Files
storyforge/scripts/douyin-browser-capture/README.md

2.8 KiB

Douyin Browser Capture

This tool drives a real Playwright Chromium session, lets a human log into Douyin, captures the loaded profile and work pages, and can sync the captured bundle into StoryForge's existing /v2/douyin/accounts/sync endpoint.

Install

cd /Users/kris/code/StoryForge-gitea/scripts/douyin-browser-capture
npm install
npx playwright install chromium

Run

cd /Users/kris/code/StoryForge-gitea/scripts/douyin-browser-capture
npm run capture -- \
  --profile-url https://www.douyin.com/user/your_account \
  --storyforge-username kris \
  --storyforge-password 'Asd123456.'

The browser uses a persistent state directory under ~/.storyforge/douyin-playwright, so Douyin login can survive between runs.

Control Panel

If you do not want to remember CLI arguments, start the local control panel:

cd /Users/kris/code/StoryForge-gitea/scripts/douyin-browser-capture
npm run control-panel

Then open http://127.0.0.1:3618 and use this flow:

  1. Fill in the Douyin profile URL and StoryForge credentials.
  2. Click 开始采集.
  3. A real Chromium window opens. Log into Douyin and solve any captcha there.
  4. Return to the control panel and click 已完成登录,继续采集.
  5. Wait for summary.json and the optional StoryForge sync result.
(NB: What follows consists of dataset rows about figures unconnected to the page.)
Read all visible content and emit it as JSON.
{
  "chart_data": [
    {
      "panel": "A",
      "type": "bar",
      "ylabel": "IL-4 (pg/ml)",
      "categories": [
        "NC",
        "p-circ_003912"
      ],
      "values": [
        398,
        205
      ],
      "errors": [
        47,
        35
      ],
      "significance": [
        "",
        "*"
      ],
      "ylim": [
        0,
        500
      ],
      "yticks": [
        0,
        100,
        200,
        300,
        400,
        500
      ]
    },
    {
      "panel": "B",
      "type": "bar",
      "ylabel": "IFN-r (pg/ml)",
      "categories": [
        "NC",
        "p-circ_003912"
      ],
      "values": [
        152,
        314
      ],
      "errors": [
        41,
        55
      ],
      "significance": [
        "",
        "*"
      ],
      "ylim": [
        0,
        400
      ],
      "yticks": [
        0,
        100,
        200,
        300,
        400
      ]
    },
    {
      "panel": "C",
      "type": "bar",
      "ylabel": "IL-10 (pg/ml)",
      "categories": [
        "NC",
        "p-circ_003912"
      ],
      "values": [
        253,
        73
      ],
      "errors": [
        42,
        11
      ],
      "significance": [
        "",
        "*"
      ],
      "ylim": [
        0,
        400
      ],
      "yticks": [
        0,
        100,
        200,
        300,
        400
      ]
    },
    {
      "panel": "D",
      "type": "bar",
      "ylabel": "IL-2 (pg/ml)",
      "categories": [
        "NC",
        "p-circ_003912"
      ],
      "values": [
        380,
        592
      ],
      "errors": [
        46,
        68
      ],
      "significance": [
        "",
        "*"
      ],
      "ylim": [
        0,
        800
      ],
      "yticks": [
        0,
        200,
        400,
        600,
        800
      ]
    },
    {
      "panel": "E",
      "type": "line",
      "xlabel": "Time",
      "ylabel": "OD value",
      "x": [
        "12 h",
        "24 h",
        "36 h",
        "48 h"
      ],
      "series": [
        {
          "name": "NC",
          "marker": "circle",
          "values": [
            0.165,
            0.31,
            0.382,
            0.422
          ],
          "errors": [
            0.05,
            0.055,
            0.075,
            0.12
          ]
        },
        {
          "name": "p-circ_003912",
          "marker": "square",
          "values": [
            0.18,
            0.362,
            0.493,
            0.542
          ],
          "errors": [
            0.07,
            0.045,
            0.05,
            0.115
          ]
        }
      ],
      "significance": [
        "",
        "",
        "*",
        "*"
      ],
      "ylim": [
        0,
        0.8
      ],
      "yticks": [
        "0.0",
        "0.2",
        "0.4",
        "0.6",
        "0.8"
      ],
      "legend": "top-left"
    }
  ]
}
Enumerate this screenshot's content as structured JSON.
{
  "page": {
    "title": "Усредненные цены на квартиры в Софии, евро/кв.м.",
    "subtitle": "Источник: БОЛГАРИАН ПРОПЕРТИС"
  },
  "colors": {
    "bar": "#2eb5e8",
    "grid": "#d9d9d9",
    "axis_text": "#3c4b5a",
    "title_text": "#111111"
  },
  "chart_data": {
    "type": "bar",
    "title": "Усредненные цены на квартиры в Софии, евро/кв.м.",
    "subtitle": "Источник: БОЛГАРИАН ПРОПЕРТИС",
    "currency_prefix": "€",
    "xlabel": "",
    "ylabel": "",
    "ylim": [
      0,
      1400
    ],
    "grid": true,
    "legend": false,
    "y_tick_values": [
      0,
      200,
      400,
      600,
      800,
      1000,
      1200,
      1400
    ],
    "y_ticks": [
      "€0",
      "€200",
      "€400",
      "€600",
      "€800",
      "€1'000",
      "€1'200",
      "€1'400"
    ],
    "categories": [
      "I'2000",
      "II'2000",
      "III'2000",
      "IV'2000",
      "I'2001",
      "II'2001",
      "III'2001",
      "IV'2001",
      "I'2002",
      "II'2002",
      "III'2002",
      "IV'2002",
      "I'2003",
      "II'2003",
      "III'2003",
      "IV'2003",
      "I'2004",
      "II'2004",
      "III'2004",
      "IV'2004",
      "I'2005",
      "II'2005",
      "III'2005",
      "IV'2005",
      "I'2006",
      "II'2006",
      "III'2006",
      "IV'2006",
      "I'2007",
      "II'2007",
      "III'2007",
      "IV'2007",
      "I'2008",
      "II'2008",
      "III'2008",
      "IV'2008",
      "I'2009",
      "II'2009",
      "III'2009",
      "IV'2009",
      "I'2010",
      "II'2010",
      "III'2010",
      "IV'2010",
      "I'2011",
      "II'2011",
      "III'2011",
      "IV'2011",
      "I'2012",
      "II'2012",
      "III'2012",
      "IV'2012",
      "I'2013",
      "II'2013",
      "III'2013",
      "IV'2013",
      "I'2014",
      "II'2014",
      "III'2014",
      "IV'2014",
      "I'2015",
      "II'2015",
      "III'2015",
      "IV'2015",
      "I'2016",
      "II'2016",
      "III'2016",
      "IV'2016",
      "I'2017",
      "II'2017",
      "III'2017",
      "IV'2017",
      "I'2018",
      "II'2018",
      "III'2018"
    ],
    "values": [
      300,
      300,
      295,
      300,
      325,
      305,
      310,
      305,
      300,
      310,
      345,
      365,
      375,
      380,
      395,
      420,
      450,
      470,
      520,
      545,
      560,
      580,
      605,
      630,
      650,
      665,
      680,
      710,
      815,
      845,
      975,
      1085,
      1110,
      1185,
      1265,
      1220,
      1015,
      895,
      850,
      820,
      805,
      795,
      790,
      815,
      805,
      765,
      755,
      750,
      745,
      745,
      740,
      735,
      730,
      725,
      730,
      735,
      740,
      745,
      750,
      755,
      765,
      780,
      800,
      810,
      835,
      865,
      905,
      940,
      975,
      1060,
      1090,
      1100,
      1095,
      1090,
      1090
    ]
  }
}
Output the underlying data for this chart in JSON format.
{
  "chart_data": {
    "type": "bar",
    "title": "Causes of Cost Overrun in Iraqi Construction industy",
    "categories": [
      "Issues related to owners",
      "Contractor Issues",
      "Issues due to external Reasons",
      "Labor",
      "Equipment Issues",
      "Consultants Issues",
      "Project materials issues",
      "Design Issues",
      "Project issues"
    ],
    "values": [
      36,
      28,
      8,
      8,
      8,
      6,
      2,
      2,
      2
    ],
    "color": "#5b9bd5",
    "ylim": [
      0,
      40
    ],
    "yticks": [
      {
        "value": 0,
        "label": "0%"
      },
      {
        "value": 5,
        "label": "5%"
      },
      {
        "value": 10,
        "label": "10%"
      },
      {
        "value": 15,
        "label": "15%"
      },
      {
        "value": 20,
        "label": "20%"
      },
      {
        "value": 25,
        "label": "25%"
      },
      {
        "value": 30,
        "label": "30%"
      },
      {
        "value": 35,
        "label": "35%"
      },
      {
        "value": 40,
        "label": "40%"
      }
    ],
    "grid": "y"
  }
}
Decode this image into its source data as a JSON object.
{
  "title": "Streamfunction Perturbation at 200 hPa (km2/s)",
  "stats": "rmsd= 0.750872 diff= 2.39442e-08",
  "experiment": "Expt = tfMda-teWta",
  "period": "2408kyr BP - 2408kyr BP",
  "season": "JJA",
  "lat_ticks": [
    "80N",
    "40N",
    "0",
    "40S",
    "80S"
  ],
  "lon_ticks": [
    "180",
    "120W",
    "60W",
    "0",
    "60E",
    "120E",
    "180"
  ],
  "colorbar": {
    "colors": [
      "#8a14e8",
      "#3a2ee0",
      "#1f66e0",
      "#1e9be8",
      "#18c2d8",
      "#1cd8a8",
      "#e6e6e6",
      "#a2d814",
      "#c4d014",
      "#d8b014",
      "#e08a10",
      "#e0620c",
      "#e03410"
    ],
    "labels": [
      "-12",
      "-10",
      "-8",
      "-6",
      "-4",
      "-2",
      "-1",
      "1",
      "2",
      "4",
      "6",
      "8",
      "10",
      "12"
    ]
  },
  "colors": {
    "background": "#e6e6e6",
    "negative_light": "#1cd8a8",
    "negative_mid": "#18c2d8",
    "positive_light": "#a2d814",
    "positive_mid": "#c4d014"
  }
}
The control panel stores each run under:

/Users/kris/code/StoryForge-gitea/output/playwright/douyin/control-panel

The StoryForge token field is session-scoped in the browser and is not written back into the saved form values, so it will not be refilled from localStorage on the next launch.

What it captures

  • current profile page JSON blobs extracted from <script> tags
  • selected window globals such as __INITIAL_STATE__
  • relevant JSON network responses
  • creator-center pages using the same logged-in browser context
  • a limited number of video detail pages linked from the profile

Output

Default output directory:

/Users/kris/code/StoryForge-gitea/output/playwright/douyin

Each run writes:

  • profile-bundle.json
  • creator-*.json
  • video-*.json
  • storyforge-sync-request.json
  • storyforge-sync-response.json when sync is enabled
  • summary.json

Notes

  • This is designed as a browser-assisted capture flow, not a fully headless anti-bot bypass.
  • If Douyin shows a slider or challenge page, solve it manually in the opened browser window and then continue.
  • Use --no-sync if you only want to save a local bundle for inspection.
  • Use --ready-file /tmp/storyforge-ready.signal if you want another process or webpage to decide when capture continues.
  • Creator-center pages belong to the currently logged-in Douyin account. StoryForge now treats them as supplemental evidence by default and will not let them overwrite the target profile unless you explicitly pass --allow-creator-center-fallback.